Jumat, 08 Maret 2013

Kerikil dan Debu

Dulu pas zamannya kuliah, punya temen deket, (sekarang pun masih deketnya, heheheh,) namanya Farhani Inesya Putri, kemana-mana berdua, panas2an, mengerjakan semua tugas kuliah sama2, gangguin cowok-cowok kampus, marahan, baikkan, pelukan, tangisan, makan, nonton, pokoknya semua sama, selalu sepaket, ada aku ada dia, ada dia ada aku.
(Kangen kamu Put,)

Kalau aku membadai, dia jadi hujan, yang akan membuat pelangi, dan akan berkata, "tenang Non, itu cuma kerikil, aku dan kamu saja sudah cukup."
Yah Ўªãª yaa, pemikiran kalau semua masalah yang kami hadapi hanyalah kerikil yang bisa membuatku  sampai pada saat ini.
Pemikiran yang sederhana, dan diartikan sederhana.

Sekarang, aku dan Putri berjauh-jauhan, setahun entah berapa kali bertemu.  Aku memiliki teman baru, dan dalam kesehariannya dia menjadi hujan ketika aku membadai, sehingga terlukislah pelangi. "Tenang Non, itu cuma butiran debu." (Istilah butiran debu, memang lagi populer)
Pemikiran yang sederhana, tetapi moderen.

Sebenarnya, segala sesuatu itu tergantung cara kita menyikapinya, ditentukan pemikiran kita.
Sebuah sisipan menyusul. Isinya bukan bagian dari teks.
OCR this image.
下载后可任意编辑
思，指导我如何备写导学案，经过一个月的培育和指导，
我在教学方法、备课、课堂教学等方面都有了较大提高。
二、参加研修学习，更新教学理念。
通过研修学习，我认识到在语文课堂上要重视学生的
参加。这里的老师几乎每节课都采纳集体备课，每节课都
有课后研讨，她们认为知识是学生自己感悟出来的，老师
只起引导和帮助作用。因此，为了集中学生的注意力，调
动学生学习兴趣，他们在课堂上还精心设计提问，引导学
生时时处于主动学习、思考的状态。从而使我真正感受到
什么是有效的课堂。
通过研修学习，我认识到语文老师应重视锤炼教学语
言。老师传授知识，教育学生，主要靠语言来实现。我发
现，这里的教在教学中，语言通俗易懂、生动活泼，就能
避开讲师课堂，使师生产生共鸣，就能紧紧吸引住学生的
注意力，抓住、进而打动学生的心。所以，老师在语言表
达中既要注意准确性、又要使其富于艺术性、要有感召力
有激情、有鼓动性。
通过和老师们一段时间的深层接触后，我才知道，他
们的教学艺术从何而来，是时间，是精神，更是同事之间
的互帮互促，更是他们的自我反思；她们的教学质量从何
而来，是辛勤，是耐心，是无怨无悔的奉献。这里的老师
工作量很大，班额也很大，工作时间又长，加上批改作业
Jika kerikil dan debu diartikan sebagai sesuatu yang sederhana, maka sederhanalah dia,
kerikil n debu pada dasarnya memang tak berharga sehingga tak berarti apa-apa.
Namun, jika diartikan sebagai sesuatu yang kompleks, ingat kerikillah yang membuat kamu terjatuh, bukan batu besar. Debulah yang membuat kamu bersin dan berlanjut menjadi flu, radang pernapasan, TBC dan lain2.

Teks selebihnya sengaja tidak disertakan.